Excess caffeine around the time of your period can wreck you to your limit. Caffeine stimulates the sympathetic nervous system and releases adrenaline hormones. Caffeine can make you feel tense, stressed out and can put pressure on your adrenal glands.
- Stress management
Stress triggers all emotional and physical problems. If it is not managed well, it can worsen mood swings. Deep breathing exercises, meditation, or yoga calm the mind, body, and soul, especially when PMS symptoms are coming on.
OTC and herbal remedies
Mood swings can be controlled by medication. You can try herbal remedies. If the symptoms are too severe, then taking the prescribed medication is advised.

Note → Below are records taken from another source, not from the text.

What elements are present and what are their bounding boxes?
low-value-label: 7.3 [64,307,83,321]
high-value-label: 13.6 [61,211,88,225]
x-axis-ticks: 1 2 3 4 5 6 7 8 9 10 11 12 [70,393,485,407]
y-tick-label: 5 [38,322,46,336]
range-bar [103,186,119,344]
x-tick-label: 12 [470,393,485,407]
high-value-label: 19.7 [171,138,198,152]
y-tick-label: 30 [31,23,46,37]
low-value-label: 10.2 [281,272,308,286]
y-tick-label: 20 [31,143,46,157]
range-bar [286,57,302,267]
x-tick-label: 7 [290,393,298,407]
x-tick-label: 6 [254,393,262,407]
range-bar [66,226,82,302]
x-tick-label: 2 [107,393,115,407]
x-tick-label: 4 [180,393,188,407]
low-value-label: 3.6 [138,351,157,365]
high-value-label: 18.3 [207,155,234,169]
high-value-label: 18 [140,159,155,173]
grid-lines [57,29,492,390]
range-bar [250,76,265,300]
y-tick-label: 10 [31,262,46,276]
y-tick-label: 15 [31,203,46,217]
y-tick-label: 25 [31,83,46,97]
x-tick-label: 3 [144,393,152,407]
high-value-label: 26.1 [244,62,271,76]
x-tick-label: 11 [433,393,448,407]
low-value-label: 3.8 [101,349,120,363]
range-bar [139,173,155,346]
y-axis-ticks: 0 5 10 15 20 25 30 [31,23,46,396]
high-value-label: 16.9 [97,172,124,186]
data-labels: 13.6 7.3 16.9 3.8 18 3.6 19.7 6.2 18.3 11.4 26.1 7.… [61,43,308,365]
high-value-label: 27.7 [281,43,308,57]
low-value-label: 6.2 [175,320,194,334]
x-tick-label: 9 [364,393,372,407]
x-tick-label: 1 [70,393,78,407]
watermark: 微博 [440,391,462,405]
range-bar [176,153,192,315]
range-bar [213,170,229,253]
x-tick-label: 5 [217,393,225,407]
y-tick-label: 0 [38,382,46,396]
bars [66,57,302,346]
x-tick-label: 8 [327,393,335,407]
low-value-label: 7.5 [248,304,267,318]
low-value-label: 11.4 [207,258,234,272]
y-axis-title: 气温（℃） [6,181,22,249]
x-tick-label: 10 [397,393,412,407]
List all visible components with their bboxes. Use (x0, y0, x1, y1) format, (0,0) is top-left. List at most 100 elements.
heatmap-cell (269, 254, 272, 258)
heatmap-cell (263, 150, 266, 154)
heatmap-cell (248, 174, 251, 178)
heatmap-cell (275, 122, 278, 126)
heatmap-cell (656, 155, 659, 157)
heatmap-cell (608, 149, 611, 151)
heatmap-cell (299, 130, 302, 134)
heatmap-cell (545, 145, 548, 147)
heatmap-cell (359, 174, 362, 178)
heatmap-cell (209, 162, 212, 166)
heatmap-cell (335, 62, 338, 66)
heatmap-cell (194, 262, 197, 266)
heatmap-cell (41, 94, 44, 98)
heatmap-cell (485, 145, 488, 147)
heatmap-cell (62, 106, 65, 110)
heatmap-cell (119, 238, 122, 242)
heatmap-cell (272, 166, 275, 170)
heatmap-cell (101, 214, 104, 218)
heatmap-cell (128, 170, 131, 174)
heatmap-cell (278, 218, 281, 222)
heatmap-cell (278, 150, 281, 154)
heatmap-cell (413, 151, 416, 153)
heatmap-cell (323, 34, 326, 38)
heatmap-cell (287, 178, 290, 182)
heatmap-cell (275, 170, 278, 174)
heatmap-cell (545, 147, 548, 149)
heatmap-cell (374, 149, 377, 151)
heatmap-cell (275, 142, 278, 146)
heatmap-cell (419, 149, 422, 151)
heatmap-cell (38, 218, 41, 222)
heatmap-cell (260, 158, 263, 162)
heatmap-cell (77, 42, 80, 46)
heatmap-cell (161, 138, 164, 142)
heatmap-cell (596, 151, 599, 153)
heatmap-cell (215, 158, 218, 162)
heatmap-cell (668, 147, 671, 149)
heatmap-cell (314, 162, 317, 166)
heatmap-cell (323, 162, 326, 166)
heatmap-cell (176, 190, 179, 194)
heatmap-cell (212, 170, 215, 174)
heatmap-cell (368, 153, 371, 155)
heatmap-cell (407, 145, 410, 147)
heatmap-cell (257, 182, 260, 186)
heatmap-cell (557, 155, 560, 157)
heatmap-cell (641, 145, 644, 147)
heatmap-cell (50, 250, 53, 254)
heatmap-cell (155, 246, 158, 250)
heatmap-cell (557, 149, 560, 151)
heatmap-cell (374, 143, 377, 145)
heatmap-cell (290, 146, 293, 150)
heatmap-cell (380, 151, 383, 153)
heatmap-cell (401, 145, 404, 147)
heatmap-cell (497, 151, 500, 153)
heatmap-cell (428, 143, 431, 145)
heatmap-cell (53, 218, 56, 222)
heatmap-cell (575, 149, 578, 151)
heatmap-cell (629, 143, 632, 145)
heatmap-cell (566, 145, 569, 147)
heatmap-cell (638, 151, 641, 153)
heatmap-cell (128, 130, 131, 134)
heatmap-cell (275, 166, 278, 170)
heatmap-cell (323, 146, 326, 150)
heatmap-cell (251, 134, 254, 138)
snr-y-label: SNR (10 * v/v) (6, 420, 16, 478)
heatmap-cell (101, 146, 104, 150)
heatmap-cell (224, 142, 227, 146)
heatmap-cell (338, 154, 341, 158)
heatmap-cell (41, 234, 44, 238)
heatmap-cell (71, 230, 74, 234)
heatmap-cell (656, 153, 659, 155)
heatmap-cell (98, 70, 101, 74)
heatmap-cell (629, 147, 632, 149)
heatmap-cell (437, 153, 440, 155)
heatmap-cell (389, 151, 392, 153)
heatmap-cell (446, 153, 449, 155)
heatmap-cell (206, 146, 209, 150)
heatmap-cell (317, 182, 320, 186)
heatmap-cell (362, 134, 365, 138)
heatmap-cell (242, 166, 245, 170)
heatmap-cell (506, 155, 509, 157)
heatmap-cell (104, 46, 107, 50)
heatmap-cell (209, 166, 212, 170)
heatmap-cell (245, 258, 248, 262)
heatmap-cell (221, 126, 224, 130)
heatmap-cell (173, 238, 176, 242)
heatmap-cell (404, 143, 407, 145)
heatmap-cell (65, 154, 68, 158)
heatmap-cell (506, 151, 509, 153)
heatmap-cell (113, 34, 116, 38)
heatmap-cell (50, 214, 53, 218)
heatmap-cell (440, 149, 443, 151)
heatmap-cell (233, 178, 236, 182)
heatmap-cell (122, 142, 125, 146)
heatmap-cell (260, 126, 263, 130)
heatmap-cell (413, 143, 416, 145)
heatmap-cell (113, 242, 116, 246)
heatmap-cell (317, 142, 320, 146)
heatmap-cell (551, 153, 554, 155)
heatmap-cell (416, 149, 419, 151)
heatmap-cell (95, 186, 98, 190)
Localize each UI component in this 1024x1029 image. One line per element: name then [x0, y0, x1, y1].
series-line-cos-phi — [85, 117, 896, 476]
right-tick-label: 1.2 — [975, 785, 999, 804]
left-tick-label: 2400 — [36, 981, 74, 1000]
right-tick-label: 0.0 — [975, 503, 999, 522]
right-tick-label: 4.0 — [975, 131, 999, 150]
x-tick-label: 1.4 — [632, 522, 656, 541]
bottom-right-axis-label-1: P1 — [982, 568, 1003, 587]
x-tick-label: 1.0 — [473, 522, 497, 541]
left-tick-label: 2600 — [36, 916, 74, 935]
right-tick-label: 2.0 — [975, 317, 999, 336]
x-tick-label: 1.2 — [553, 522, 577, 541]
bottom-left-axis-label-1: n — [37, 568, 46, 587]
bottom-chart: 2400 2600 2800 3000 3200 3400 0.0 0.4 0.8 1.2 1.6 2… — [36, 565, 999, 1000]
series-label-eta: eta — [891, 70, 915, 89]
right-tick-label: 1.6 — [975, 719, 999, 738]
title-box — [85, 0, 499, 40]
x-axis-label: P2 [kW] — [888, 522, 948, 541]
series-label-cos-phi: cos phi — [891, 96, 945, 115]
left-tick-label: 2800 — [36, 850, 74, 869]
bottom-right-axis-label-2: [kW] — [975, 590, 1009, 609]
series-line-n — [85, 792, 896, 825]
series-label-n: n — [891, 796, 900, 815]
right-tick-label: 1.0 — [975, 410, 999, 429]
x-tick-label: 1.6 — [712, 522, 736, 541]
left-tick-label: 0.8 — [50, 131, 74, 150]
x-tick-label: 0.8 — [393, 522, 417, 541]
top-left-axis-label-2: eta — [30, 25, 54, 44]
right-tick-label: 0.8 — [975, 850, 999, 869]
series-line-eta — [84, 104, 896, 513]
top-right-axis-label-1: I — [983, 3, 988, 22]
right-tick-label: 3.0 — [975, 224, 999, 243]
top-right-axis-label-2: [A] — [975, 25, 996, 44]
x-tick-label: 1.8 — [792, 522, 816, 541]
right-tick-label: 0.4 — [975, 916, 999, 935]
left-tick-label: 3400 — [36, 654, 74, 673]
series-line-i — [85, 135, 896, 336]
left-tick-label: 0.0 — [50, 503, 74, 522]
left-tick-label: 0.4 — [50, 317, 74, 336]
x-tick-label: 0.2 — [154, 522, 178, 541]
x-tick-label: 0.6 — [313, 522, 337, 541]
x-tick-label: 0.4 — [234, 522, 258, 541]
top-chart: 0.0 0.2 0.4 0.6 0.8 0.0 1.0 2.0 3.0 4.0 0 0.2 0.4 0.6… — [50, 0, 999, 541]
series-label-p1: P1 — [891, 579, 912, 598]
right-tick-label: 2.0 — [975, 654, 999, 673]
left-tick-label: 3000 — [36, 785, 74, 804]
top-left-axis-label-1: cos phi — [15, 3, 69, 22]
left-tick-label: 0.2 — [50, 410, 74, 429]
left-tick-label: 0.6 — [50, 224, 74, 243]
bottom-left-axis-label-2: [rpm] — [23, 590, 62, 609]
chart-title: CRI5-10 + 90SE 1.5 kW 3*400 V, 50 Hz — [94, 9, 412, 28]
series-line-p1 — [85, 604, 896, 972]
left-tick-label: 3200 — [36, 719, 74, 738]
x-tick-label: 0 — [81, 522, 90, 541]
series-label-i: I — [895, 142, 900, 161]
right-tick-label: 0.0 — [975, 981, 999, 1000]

If you have made some positive dietary and lifestyle changes but feel you still need a little extra help to fight your emotional turmoil, then herbal remedies could be an option.
Agnus castus aids in the relief of PMS symptoms such as irritability, mood swings, water retention, sore breasts, and painful periods. It supports and maintains a good progesterone level, which in many cases is overpowered by oestrogen. On the other hand, if oestrogen is low, you can suffer from low mood, low self-confidence, and light or irregular periods. In this case, fermented soy isoflavones can do wonders in diligently correcting this imbalance. There are also stress-relieving herbal drops available that can control your mood swings. It contains organic Valerian and hops. These herbs reduce stress and mild anxiety.
You need to note that if you are taking hormonal contraceptives such as the pill, hormone-balancing herbal remedies may not work for you.
One of the ways to treat mood swings is to take an antidepressant. Selective serotonin reuptake inhibitors (SSRIs) are widely used antidepressant to treat PMS-related mood swings. They help in blocking the absorption of serotonin. This increases the volume of serotonin in your brain. General serotonins include the below:
- Citalopram (Celexa)
- Fluoxetine (Prozac and Sarafem)
- Paroxetine (Paxil)
- Sertraline (Zoloft)
Other antidepressants that work on serotonin include:
- Duloxetine (Cymbalta)
- Venlafaxine (Effexor)
You should take these only under the prescription of a doctor. The doctor shall examine and suggest the correct dosage after analysis of the condition.
Periods and mood swings, thus, are more or less synonymous with each other. Females have to pass through this rough patch every month, and therefore, we all need to deal with it with utmost care. Good support from the family and peers, along with correct lifestyle guidance, can go a long way in making this rough patch smooth.